Au cours des 350 dernières années, les paradigmes relatifs au microbiote oral ont vu le jour, ont évolué et se sont enrichis : des "animalcules" observés par Antonie van Leeuwenhoek, aux théories des humeurs, puis à la plaque dentaire, au biofilm, à l’écosystème, et enfin aux concepts modernes de microbiote, microbiome, dysbiose et eubiose. Chaque période a apporté son lot de découvertes, contribuant à affiner notre compréhension de cet écosystème complexe. Des premières observations microscopiques aux récentes avancées de la métagénomique, la recherche sur le microbiote oral a connu une progression continue.

 

Autrefois considéré comme une simple collection de bactéries, le microbiote oral est aujourd’hui reconnu comme un acteur central dans la santé orale et systémique. Cette évolution reflète une meilleure prise en compte de la co-évolution entre l’homme et ses microorganismes, ainsi que l’intégration de nouvelles approches scientifiques, plus globales et holistiques.
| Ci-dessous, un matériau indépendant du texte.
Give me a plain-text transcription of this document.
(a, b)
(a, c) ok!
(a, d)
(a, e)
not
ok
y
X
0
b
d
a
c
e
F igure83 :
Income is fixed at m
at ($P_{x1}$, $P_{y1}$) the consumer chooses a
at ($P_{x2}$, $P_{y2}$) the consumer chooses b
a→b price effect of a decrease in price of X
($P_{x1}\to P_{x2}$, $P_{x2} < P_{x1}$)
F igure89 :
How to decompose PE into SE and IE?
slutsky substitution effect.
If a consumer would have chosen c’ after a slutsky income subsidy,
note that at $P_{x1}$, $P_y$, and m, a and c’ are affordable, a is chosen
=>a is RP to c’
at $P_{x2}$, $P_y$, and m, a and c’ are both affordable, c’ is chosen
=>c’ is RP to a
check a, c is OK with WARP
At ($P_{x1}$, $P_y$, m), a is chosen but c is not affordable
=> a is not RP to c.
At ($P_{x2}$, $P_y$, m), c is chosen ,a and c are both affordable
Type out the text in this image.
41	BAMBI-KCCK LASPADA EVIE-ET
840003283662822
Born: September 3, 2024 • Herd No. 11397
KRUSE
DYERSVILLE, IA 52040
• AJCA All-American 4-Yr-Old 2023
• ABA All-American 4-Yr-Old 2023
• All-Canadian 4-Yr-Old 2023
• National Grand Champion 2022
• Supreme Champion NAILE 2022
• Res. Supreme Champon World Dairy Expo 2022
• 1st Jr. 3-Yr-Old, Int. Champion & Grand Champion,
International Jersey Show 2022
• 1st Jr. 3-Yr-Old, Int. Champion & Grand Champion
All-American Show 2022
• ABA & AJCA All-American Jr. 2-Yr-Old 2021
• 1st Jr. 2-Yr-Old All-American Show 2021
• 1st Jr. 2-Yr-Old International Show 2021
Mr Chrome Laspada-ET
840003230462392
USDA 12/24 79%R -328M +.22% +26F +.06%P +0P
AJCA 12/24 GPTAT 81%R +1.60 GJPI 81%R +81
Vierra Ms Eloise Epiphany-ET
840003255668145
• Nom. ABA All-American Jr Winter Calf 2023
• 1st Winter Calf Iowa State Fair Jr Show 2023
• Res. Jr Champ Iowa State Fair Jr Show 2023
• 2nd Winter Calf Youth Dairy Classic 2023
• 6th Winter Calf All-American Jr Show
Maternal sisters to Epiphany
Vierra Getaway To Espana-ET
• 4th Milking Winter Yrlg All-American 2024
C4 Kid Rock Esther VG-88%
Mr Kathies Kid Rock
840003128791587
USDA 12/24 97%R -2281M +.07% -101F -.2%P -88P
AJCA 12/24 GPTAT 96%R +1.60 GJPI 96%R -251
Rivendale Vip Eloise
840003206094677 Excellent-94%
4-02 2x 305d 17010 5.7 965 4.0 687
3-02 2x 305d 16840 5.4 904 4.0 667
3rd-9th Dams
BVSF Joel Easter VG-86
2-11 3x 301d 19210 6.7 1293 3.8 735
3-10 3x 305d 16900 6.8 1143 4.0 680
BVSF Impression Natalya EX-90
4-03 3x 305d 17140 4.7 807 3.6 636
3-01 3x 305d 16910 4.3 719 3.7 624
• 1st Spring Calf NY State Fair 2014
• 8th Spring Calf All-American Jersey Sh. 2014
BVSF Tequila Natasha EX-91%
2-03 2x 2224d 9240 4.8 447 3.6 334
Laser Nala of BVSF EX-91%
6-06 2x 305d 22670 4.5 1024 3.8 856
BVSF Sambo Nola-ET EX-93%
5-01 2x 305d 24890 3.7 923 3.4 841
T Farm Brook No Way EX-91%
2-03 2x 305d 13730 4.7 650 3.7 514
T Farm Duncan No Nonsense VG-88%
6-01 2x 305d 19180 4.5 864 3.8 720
Ces avancées ouvrent la voie à des stratégies thérapeutiques novatrices, notamment les biothérapies, qui occupent désormais une place centrale dans la gestion des dysbioses.

 

Cet article a pour objectif d’analyser les évolutions historiques et les avancées contemporaines dans le domaine des biothérapies, tout en proposant une gestion optimisée du microbiote oral. Il vise à introduire un paradigme clinique nouveau, susceptible d’améliorer la prise en charge des dysbioses orales par les chirurgiens dentsites et de transformer la perception des patients quant à leur santé bucco-dentaire. En intégrant des approches favorisant le développement de la métacognition, ce paradigme ambitionne de renforcer l’autonomie des patients dans la gestion de leur santé orale.

 

Historique : des « animalcules » au microbiote

 

L’histoire de la recherche sur le microbiote oral débute en 1683, lorsque Antonie van Leeuwenhoek, à l’aide de son microscope rudimentaire, observe des « animalcules » dans des prélèvements de plaque dentaire (Fig. 1). Ces premières observations marquent un tournant dans la compréhension des microorganismes. Cependant, ce n’est qu’à la fin du XIXe siècle, grâce aux travaux de Louis Pasteur (Fig. 1) et Robert Koch, que le rôle des microorganismes dans les maladies infectieuses est pleinement établi. Ces pionniers de la microbiologie posent les bases des théories modernes des maladies infectieuses, incluant celles affectant la cavité buccale.

 

Les années 1970 représentent une autre avancée majeure avec le développement des techniques de culture bactérienne pour les bactéries anaérobies, permettant d’identifier des pathogènes parodontaux comme Porphyromonas gingivalis (Fig. 2) et Tannerella forsythia. À partir des années 2000, l’avènement de la métagénomique et du séquençage à haut débit révolutionne la compréhension du microbiote oral, révélant une biodiversité et une complexité fonctionnelle jusque-là insoupçonnées.


 

Archéobiologie du microbiote oral

 

L’archéobiologie du microbiote oral explore la coévolution entre les microorganismes oraux et l’homme à travers l’étude de prélèvements issus de populations anciennes. Ce microbiote résulte de 40 millions d’années d’interactions évolutives influencées par des changements alimentaires et environnementaux, notamment avec la transition vers l’agriculture et l’élevage au néolithique, favorisant l’émergence de maladies infectieuses de type zoonose (Alegado et al, 2014).

 

Le microbiote oral s’installe dès la naissance via la transmission de la flore vaginale maternelle et l’exposition à l’environnement. Il forme un équilibre symbiotique complexe, constamment influencé par des facteurs environnementaux et comportementaux (alimentation, hygiène). Depuis les premières espèces humaines, cet écosystème diversifié, comprenant bactéries, virus et champignons, joue un rôle clé dans la santé orale. Une perturbation de cet équilibre (dysbiose) peut causer des pathologies telles que caries et maladies parodontales et des déséquilibres à distance.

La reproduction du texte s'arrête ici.